In general, the rate of adverse events (11.67%) observed in this study is much lower than that reported in clinical trials, as well as real-world patients (Table 6)20,24,28,29,31. The rates of adverse events found in this study were also similar to previously published rates between biologic-naïve and non-naïve patients (Table S3)38.

Limitations

The registry`s retrospective design aside, the limitations of this study include the fact that only a low number of patients received tildrakizumab, limiting the validity of results reported for this drug. Furthermore, more patients than usual could have deviated from the regular administration of the prescribed drug due to the ongoing pandemic for several reasons (e.g. being placed under quarantine, waiting for vaccination, or worrying about developing a more severe course of COVID-19 while/due to taking immunomodulatory drugs).

Conclusion

IL-23 inhibitors are highly effective drugs for the treatment of chronic plaque psoriasis with biologic-naïve patients, enabling them to achieve better skin improvement than biologic-non-naïve patients. In biologic-non-naïve patients, the treatment effectiveness is not related to the class of the previously administered therapy.
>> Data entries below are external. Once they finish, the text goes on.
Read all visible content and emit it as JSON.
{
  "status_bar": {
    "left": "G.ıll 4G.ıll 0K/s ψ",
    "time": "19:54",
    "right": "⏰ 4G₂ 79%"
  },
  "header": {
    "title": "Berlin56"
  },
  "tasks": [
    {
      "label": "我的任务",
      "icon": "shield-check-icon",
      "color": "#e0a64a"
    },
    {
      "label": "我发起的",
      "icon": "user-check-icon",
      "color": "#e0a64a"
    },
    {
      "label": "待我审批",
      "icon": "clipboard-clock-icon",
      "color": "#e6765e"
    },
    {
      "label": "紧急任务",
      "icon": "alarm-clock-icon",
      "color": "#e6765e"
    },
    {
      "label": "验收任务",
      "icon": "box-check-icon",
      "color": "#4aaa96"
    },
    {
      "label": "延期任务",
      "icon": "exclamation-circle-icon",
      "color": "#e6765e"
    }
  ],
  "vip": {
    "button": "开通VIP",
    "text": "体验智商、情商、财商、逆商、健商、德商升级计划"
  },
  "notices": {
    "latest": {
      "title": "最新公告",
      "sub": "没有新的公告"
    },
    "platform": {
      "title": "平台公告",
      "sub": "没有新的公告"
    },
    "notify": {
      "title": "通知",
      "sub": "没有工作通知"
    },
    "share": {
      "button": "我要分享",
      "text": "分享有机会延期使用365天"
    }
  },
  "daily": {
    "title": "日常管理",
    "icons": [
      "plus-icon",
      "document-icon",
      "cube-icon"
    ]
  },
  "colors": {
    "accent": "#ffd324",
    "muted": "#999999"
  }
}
Therefore, IL-23p19 inhibitors represent a promising treatment alternative in patients for whom previous biologic treatment has failed. However, despite all of the improvements and progress made in the treatment of chronic plaque type psoriasis as reported from clinical studies and the fact that IL-23 inhibitors (together with anti-IL-17 inhibitors) are considered as the most effective class of anti-psoriatic drugs, the study also revealed that one patient out of four to five treated with these drugs under real-world conditions (i.e. outside of clinical studies) still does not achieve an entirely satisfactory treatment response (i.e. PASI < 3 and/or PASI 75). This makes the continued improvement of anti-psoriatic drugs desirable in order to provide a satisfactory response to all patients in need.